The only film of Clooney's directorial career thus far that's been nominated for an Oscar for Best Picture, and for good reason. Good Night, and Good Luck. takes all of Clooney's favored topics — American structures becoming weaponized, the fuzzy intersection between information and degrading entertainment, the decay and irrelevance of the old guard, the destructive craving of power, and the broader gulf between surface and substance — and fuses them all into a seamless, organic, and splendidly tactile feeling film that buzzes with subtle power in a neat and clean 90 minutes. In black-and-white sequence constructions that feel both caught and documentary-esque while still intentionally communicating tons of authorial meaning (DP Robert Elswit was also nominated for his work), we step into the story of celebrated CBS newsman Edward R. Murrow (David Strathairn, perfect) as he and his staff find themselves becoming frontline soldiers in a war against baseless accusations, policing dissents in opinion and thought, and straight up bullying under the guise of American puritanism. All of these primal impulses power Senator Joseph McCarthy, whom history buffs will know used his position to insist many Americans were Communists, and beyond the fundamentally, grimly ironic fact that America itself was founded on the ostensible ideals of freedoms of expression, McCarthy never had any proof to bolster his surface-level bluster. For a film obsessed with surface, with lenses, with a need to sand the edges of subjectivity into as pure of objectivity as possible (Elswit doing his part by constantly putting other television frames within his camera frame), it makes its most canny decision by letting McCarthy, like Murrow did in his original programs, speak for himself. This flick is packed with a remarkable cast doing remarkable work — Strathairn, Clooney, Jeff DanielsRay WiseRobert Downey Jr.Patricia ArquetteFrank Langella — but McCarthy is not given the grace of an A-list actor to play him. Instead, Clooney uses the most powerful weapon at his disposable: The truth, or as close as he can get, of simple archive footage of McCarthy saying exactly what he said.

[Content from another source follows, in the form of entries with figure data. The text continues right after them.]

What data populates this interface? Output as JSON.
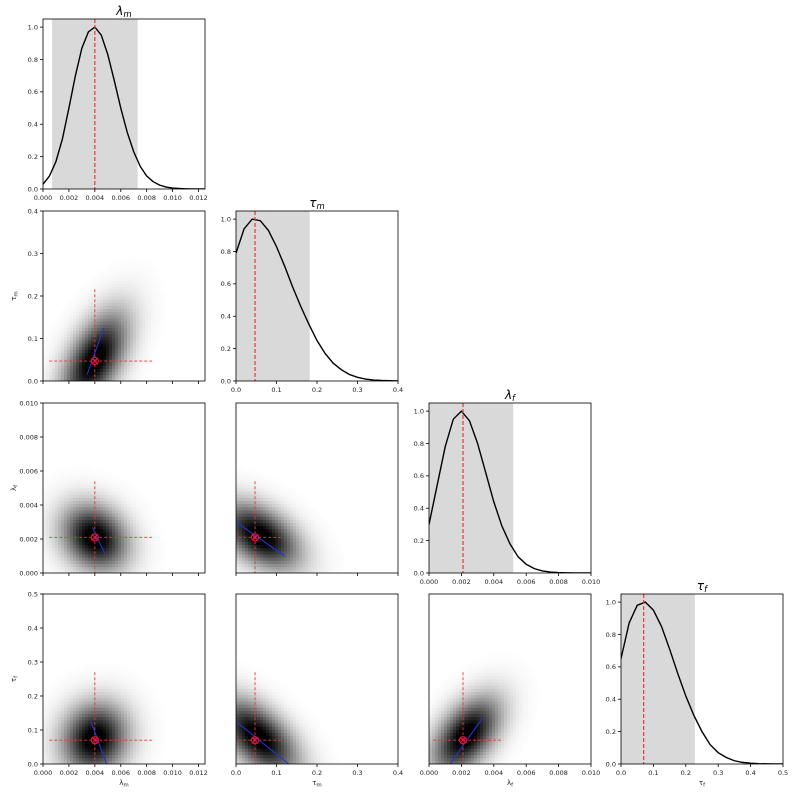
{
  "figure": {
    "type": "corner-plot"
  },
  "colors": {
    "curve": "#000000",
    "shade": "#d9d9d9",
    "marker": "#e8143c",
    "crosshair": "#e23b3b",
    "fisher_line": "#2036d0",
    "frame": "#000000"
  },
  "params": [
    {
      "title": "λm",
      "axis_label": "λm",
      "lim": [
        0,
        0.0125
      ],
      "ticks": [
        0,
        0.002,
        0.004,
        0.006,
        0.008,
        0.01,
        0.012
      ],
      "tick_labels": [
        "0.000",
        "0.002",
        "0.004",
        "0.006",
        "0.008",
        "0.010",
        "0.012"
      ],
      "best": 0.004,
      "band": [
        0.0007,
        0.0073
      ]
    },
    {
      "title": "τm",
      "axis_label": "τm",
      "lim": [
        0,
        0.4
      ],
      "ticks": [
        0,
        0.1,
        0.2,
        0.3,
        0.4
      ],
      "tick_labels": [
        "0.0",
        "0.1",
        "0.2",
        "0.3",
        "0.4"
      ],
      "best": 0.047,
      "band": [
        0,
        0.182
      ]
    },
    {
      "title": "λf",
      "axis_label": "λf",
      "lim": [
        0,
        0.01
      ],
      "ticks": [
        0,
        0.002,
        0.004,
        0.006,
        0.008,
        0.01
      ],
      "tick_labels": [
        "0.000",
        "0.002",
        "0.004",
        "0.006",
        "0.008",
        "0.010"
      ],
      "best": 0.0021,
      "band": [
        0,
        0.0052
      ]
    },
    {
      "title": "τf",
      "axis_label": "τf",
      "lim": [
        0,
        0.5
      ],
      "ticks": [
        0,
        0.1,
        0.2,
        0.3,
        0.4,
        0.5
      ],
      "tick_labels": [
        "0.0",
        "0.1",
        "0.2",
        "0.3",
        "0.4",
        "0.5"
      ],
      "best": 0.07,
      "band": [
        0,
        0.228
      ]
    }
  ],
  "chart_data": [
    {
      "type": "line",
      "title": "λm",
      "x_param": "λm",
      "ylim": [
        0,
        1.05
      ],
      "yticks": [
        "0.0",
        "0.2",
        "0.4",
        "0.6",
        "0.8",
        "1.0"
      ],
      "x": [
        0,
        0.0005,
        0.001,
        0.0015,
        0.002,
        0.0025,
        0.003,
        0.0035,
        0.004,
        0.0045,
        0.005,
        0.0055,
        0.006,
        0.0065,
        0.007,
        0.0075,
        0.008,
        0.0085,
        0.009,
        0.0095,
        0.01,
        0.0105,
        0.011,
        0.0115,
        0.012,
        0.0125
      ],
      "y": [
        0.03,
        0.08,
        0.17,
        0.31,
        0.5,
        0.7,
        0.87,
        0.97,
        1.0,
        0.95,
        0.83,
        0.67,
        0.5,
        0.35,
        0.23,
        0.14,
        0.08,
        0.045,
        0.024,
        0.012,
        0.006,
        0.003,
        0.0014,
        0.0007,
        0.0003,
        0.0001
      ]
    },
    {
      "type": "line",
      "title": "τm",
      "x_param": "τm",
      "ylim": [
        0,
        1.05
      ],
      "yticks": [
        "0.0",
        "0.2",
        "0.4",
        "0.6",
        "0.8",
        "1.0"
      ],
      "x": [
        0,
        0.02,
        0.04,
        0.06,
        0.08,
        0.1,
        0.12,
        0.14,
        0.16,
        0.18,
        0.2,
        0.22,
        0.24,
        0.26,
        0.28,
        0.3,
        0.32,
        0.34,
        0.36,
        0.38,
        0.4
      ],
      "y": [
        0.79,
        0.94,
        1.0,
        0.99,
        0.93,
        0.83,
        0.71,
        0.58,
        0.46,
        0.35,
        0.25,
        0.17,
        0.11,
        0.07,
        0.04,
        0.023,
        0.012,
        0.006,
        0.003,
        0.0015,
        0.0007
      ]
    },
    {
      "type": "line",
      "title": "λf",
      "x_param": "λf",
      "ylim": [
        0,
        1.05
      ],
      "yticks": [
        "0.0",
        "0.2",
        "0.4",
        "0.6",
        "0.8",
        "1.0"
      ],
      "x": [
        0,
        0.0005,
        0.001,
        0.0015,
        0.002,
        0.0025,
        0.003,
        0.0035,
        0.004,
        0.0045,
        0.005,
        0.0055,
        0.006,
        0.0065,
        0.007,
        0.0075,
        0.008,
        0.0085,
        0.009,
        0.0095,
        0.01
      ],
      "y": [
        0.3,
        0.54,
        0.78,
        0.95,
        1.0,
        0.94,
        0.8,
        0.62,
        0.44,
        0.29,
        0.18,
        0.1,
        0.054,
        0.027,
        0.013,
        0.006,
        0.0027,
        0.0012,
        0.0005,
        0.0002,
        0.0001
      ]
    },
    {
      "type": "line",
      "title": "τf",
      "x_param": "τf",
      "ylim": [
        0,
        1.05
      ],
      "yticks": [
        "0.0",
        "0.2",
        "0.4",
        "0.6",
        "0.8",
        "1.0"
      ],
      "x": [
        0,
        0.025,
        0.05,
        0.075,
        0.1,
        0.125,
        0.15,
        0.175,
        0.2,
        0.225,
        0.25,
        0.275,
        0.3,
        0.325,
        0.35,
        0.375,
        0.4,
        0.425,
        0.45,
        0.475,
        0.5
      ],
      "y": [
        0.65,
        0.87,
        0.98,
        1.0,
        0.95,
        0.85,
        0.71,
        0.56,
        0.42,
        0.3,
        0.2,
        0.12,
        0.07,
        0.04,
        0.02,
        0.01,
        0.005,
        0.002,
        0.001,
        0.0004,
        0.0002
      ]
    },
    {
      "type": "heatmap",
      "x_param": "λm",
      "y_param": "τm",
      "center": [
        0.004,
        0.05
      ],
      "sigma": [
        0.0017,
        0.075
      ],
      "corr": 0.55,
      "best": [
        0.004,
        0.047
      ],
      "fisher_line": [
        [
          0.0034,
          0.015
        ],
        [
          0.0047,
          0.125
        ]
      ]
    },
    {
      "type": "heatmap",
      "x_param": "λm",
      "y_param": "λf",
      "center": [
        0.004,
        0.0021
      ],
      "sigma": [
        0.0017,
        0.0013
      ],
      "corr": -0.2,
      "best": [
        0.004,
        0.0021
      ],
      "fisher_line": [
        [
          0.0038,
          0.0027
        ],
        [
          0.0048,
          0.0011
        ]
      ]
    },
    {
      "type": "heatmap",
      "x_param": "τm",
      "y_param": "λf",
      "center": [
        0.06,
        0.0022
      ],
      "sigma": [
        0.065,
        0.0013
      ],
      "corr": -0.45,
      "best": [
        0.047,
        0.0021
      ],
      "fisher_line": [
        [
          0.0,
          0.003
        ],
        [
          0.12,
          0.001
        ]
      ]
    },
    {
      "type": "heatmap",
      "x_param": "λm",
      "y_param": "τf",
      "center": [
        0.004,
        0.075
      ],
      "sigma": [
        0.0017,
        0.07
      ],
      "corr": 0.1,
      "best": [
        0.004,
        0.07
      ],
      "fisher_line": [
        [
          0.0037,
          0.125
        ],
        [
          0.0049,
          0.0
        ]
      ]
    },
    {
      "type": "heatmap",
      "x_param": "τm",
      "y_param": "τf",
      "center": [
        0.055,
        0.08
      ],
      "sigma": [
        0.065,
        0.075
      ],
      "corr": -0.55,
      "best": [
        0.047,
        0.07
      ],
      "fisher_line": [
        [
          0.0,
          0.125
        ],
        [
          0.13,
          0.0
        ]
      ]
    },
    {
      "type": "heatmap",
      "x_param": "λf",
      "y_param": "τf",
      "center": [
        0.0023,
        0.085
      ],
      "sigma": [
        0.0014,
        0.075
      ],
      "corr": 0.5,
      "best": [
        0.0021,
        0.07
      ],
      "fisher_line": [
        [
          0.0013,
          0.0
        ],
        [
          0.0033,
          0.135
        ]
      ]
    }
  ]
}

Good Night, and Good Luck. doesn't make these sociopolitical points in dry, dreary, or unentertaining ways. Unlike some of his later works, Clooney takes the idea of "showing, not telling" to its platonic ideal; everything we learn about these characters, their goals, and the results of their action is learned in the present tense as they perform their jobs (ironic, given so much of the job at hand is literally telling things to people). As such, it tends to play like a gripping procedural thriller, a no-frills rabble-rouser that knows it doesn't need to put any sauce on a fundamentally strong recipe (Aaron Sorkin, take notes). One key conflict on the side of the film is Murrow's distaste for having to host a fluffy celebrity chat show, a sort of "one for them" to give him the runway for his "one for me" hard journalistic efforts. But Good Night, and Good Luck. proves you can have it both ways; you can entertain and inform, and these divisions Clooney is so intent on examining are a lot more arbitrarily yielded than they may inherently seem on first glance.

A level of, well, maybe not "hope" but of "hardened progress" helps shade the oft-hardened edges of Good Night, and Good Luck., one that gives it its conscience, its soul, and despite how Murrow might want a thesis about the truth to operate, its heart. This gives the film its staying power and present tense relevance. It reminds us, without needing to hammer the point over us, that hard work and as pure of intentions and possible can shatter through any performatively aggressive surface in its way. "Good luck" is part of it, sure. But Clooney's best film shows us that luck can and should be tempered and forged with good work, too. Only then can we earn our good nights.